NEW YORK — A 19th century painting of St. Petersburg that Mikhail Baryshnikov purchased decades ago will be auctioned to help benefit new works at his Baryshnikov Arts Center in New York City.
"Old art should make new art," the ballet dancer and actor said Monday.
"View of St. Petersburg" by Petr Petrovich Vereshchagin is to be sold at Sotheby's on April 12 as part of the auction house's Russian art sale, where it is expected to fetch $300,000 to $500,000.
Baryshnikov said he recently donated the painting to the center's foundation so it could sell it to raise money for new programming from theater directors, musicians and choreographers. All the proceeds from the sale will go to the center.
Baryshnikov is the artistic director of the center, which he founded in 2005 as a "creative laboratory" and performance space for multidisciplinary artists from around the world. Located in Manhattan's Hell's Kitchen, it houses four studios, a studio theater and the 232-seat Jerome Robbins Theater. It offers performances in chamber music, dance, theater and visual arts and film screenings.
Baryshnikov told The Associated Press in a telephone interview that he was very sentimental about "View of St. Petersburg" because he "spent the best of my youth" there.
"But I feel that this money can be spent now on new art ... that's much more important than a look back and being nostalgic about the past," he added.
He said the young nonprofit arts center did not yet have an endowment and relied on donations from individuals, corporations and "the kindness of strangers."

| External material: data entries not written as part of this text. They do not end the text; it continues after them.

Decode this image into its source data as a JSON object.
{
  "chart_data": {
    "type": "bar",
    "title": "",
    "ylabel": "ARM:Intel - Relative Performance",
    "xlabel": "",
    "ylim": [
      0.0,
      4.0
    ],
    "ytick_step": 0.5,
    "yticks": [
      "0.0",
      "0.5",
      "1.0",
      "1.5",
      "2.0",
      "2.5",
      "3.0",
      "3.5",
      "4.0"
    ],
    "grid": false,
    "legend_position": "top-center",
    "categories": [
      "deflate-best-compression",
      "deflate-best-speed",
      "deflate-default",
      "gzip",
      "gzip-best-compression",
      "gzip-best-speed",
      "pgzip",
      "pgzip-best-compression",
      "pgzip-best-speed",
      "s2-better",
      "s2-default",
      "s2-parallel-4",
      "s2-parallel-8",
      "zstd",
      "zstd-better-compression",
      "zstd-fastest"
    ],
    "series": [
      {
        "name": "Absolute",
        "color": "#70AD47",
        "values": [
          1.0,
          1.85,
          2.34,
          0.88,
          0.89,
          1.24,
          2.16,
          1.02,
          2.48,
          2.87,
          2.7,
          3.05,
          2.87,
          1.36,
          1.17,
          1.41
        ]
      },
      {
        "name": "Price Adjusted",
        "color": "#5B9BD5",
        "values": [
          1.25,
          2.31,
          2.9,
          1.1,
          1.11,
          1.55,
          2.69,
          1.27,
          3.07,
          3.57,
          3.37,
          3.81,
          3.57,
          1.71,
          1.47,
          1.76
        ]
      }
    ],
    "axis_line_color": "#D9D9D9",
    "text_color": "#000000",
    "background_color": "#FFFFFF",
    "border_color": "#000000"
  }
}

Baryshnikov said he has already donated hundreds of works from his extensive 19th- and 20th-century art collection to his center's foundation but that the Vereshchagin work was the first to be sold to benefit the organization.
Eventually, Baryshnikov said he planned to donate all his artworks to his foundation. There are no plans yet on how the works will be used.
Baryshnikov called Vereshchagin's work "extraordinarily detailed and beautifully lit," offering a "very recognizable" panoramic view of St. Petersburg.
He said he purchased it from a Helsinki art gallery around 1978.
"I totally fell in love with it and borrowed some money to buy it," the 63-year-old artist said. "It was significant in my budget at that time, but I was so glad I bought it."